Le site du parti de l'In-nocence
Je dis qu'il est très remarquable que la vie humaine, dans sa durée, réserve des heures dernières aux transports.

Le dernier transport, sorte de dernier métro avant le verrouillage des portes, se propose à la bascule de la soixantaine.

Au-delà, à deux ou trois ans près, il n'y a plus de transport.

Le transport dont je parle est tout à l'opposé de celui qui s'opère sur un rail (métro, train) : il est une sortie du rail. Et la dernière de ces sorties s'effectue avant que le rail souverain de la mort ne conduise le sujet aux destinations ultimes où l'attendent les Parques.

Ce transport qui m'occupe est sans destination, à la différence de celui des Parques.

Il est un transport vital de l'âme qui prend de la sorte une destination inconnue, inusitée, la dernière avant son absorption vers la commune destination des cimetières et des crématoriums.

Or il se trouve que cet abord de la soixantaine me paraît réserver une double occasion de transport ultime: le dernier transport amoureux, qui s'amuse à convoquer la muse ancienne du premier d'entre eux par la chronologie, celui du baiser primal, qui fut donné à la première ou au premier des jouvencelles/jouvenceaux qui nous imitait par l'âge, les manières et l'abondance de chevelure et d'émoi, dans l'enchantement dérisoire du vouloir aimer enfin et pour le coup, de penser à tout donner, pour voir, de ce dernier transport amoureux et qui se fit entendre comme tel, dans toutes ses manières savantes et aimables, pour clore ma vie; et le dernier transport littéraire, à nous autres, les nouveaux vieillissants, il y a une remarquable conjonction : le dernier transport amoureux (évidemment étranger au dernier des exploits sexuels, qui, à la date où nous proposons ces lignes, doit se poser entre 80 et 85 ans), et le dernier transport littéraire, sont conjoints.

J'ai su cela pour l'avoir connu : on décide qu'on ne sera plus jamais amoureux en même temps que l'on décide que les pages que nous découvrons dans le transport littéraire seront les dernières qui feront le dernier tremplin du transport littéraire inédit, incertain, totalement sans destination. On n'aime plus en même temps, dans les mêmes semaines, que l'on apprend que l'on ne goûtera plus jamais au transport de la lecture de prose romanesque ou poétique.
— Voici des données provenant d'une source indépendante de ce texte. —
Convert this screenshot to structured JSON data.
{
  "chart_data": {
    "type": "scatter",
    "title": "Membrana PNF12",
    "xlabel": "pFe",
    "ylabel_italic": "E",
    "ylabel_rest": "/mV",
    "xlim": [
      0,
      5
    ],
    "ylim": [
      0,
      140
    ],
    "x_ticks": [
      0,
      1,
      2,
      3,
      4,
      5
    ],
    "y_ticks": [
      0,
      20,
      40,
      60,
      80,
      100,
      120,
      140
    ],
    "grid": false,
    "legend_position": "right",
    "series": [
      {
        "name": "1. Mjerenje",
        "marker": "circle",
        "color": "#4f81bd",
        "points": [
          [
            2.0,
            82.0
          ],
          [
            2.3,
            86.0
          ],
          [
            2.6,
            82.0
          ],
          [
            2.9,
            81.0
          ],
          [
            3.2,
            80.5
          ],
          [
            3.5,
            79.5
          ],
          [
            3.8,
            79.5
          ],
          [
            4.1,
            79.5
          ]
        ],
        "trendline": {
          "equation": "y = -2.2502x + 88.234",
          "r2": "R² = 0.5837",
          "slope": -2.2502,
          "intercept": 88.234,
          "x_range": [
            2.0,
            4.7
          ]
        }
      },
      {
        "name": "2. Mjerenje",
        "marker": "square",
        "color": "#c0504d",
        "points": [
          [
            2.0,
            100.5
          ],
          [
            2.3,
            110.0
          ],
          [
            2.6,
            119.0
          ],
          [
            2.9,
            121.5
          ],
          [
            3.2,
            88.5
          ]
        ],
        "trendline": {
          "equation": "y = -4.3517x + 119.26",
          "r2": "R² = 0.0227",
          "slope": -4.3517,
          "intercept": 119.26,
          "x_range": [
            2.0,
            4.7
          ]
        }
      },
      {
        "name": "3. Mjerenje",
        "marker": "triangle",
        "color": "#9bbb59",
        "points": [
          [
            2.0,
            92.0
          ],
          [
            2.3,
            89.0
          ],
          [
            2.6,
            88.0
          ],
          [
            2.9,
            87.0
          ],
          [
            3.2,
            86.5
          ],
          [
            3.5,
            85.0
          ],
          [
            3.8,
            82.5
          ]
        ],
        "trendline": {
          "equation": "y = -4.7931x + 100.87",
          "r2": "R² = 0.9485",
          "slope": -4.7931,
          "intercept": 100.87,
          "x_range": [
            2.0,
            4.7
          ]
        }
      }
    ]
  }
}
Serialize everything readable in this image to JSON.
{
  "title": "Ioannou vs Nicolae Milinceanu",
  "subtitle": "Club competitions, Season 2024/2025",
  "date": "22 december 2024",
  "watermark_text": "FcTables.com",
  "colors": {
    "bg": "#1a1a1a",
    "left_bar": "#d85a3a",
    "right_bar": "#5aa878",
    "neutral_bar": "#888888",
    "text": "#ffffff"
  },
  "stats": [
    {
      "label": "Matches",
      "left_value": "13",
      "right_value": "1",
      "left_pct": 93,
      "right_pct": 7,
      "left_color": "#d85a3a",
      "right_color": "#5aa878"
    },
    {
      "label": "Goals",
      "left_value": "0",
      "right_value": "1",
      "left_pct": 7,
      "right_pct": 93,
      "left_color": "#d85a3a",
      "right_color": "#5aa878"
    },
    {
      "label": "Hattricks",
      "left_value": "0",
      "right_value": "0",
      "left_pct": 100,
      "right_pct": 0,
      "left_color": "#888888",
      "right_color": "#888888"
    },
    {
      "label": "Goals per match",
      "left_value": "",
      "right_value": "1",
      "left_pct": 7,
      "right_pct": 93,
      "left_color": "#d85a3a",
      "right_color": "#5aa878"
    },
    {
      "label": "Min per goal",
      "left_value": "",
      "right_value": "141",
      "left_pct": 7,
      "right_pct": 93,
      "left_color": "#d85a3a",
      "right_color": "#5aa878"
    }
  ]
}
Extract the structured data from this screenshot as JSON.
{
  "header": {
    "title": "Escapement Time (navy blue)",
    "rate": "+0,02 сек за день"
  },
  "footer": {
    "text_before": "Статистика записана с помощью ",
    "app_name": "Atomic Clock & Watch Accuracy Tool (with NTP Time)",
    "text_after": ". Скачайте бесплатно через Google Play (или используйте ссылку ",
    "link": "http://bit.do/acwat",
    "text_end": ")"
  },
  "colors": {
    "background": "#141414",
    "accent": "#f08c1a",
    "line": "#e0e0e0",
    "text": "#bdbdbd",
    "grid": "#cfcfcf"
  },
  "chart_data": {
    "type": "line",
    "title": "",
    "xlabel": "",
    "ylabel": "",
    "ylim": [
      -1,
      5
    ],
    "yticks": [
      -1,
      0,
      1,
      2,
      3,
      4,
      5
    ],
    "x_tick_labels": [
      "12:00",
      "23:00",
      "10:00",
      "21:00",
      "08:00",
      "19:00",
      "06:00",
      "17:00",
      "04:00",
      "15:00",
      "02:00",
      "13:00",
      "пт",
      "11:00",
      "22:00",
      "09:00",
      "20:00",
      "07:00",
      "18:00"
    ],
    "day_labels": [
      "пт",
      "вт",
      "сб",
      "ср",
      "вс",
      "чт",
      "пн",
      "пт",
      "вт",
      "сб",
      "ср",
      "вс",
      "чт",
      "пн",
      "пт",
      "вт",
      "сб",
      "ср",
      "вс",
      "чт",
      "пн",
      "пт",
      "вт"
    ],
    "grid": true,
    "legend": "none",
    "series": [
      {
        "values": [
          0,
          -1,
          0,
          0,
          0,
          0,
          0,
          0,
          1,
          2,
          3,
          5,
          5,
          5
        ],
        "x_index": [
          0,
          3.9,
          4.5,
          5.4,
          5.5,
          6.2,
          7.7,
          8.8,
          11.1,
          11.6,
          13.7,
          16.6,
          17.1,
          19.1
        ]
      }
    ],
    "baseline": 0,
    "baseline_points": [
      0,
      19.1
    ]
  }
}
C'est là une loi esthétique : on n'aimera plus jamais, on ne goûtera plus aucune page de littérature, et cela dès le même jour et le jour même où cette fin se manifeste enfin.

Pour moi, qui ai dit adieu à toutes mes aimées, et à la dernière de toutes, mon dernier transport leur ressemble, ressemble à leur commune origine : la Provence de Henri Bosco. Vite, précipitez-vous avant que d'être vieux et fichu, lisez ces pages qui vous attendent, dans Hyacinthe et le Jardin d'Hyacinthe, et l'Ane culotte (1937), titre par lequel il faut commencer.
Rage, rage against the dying of the light.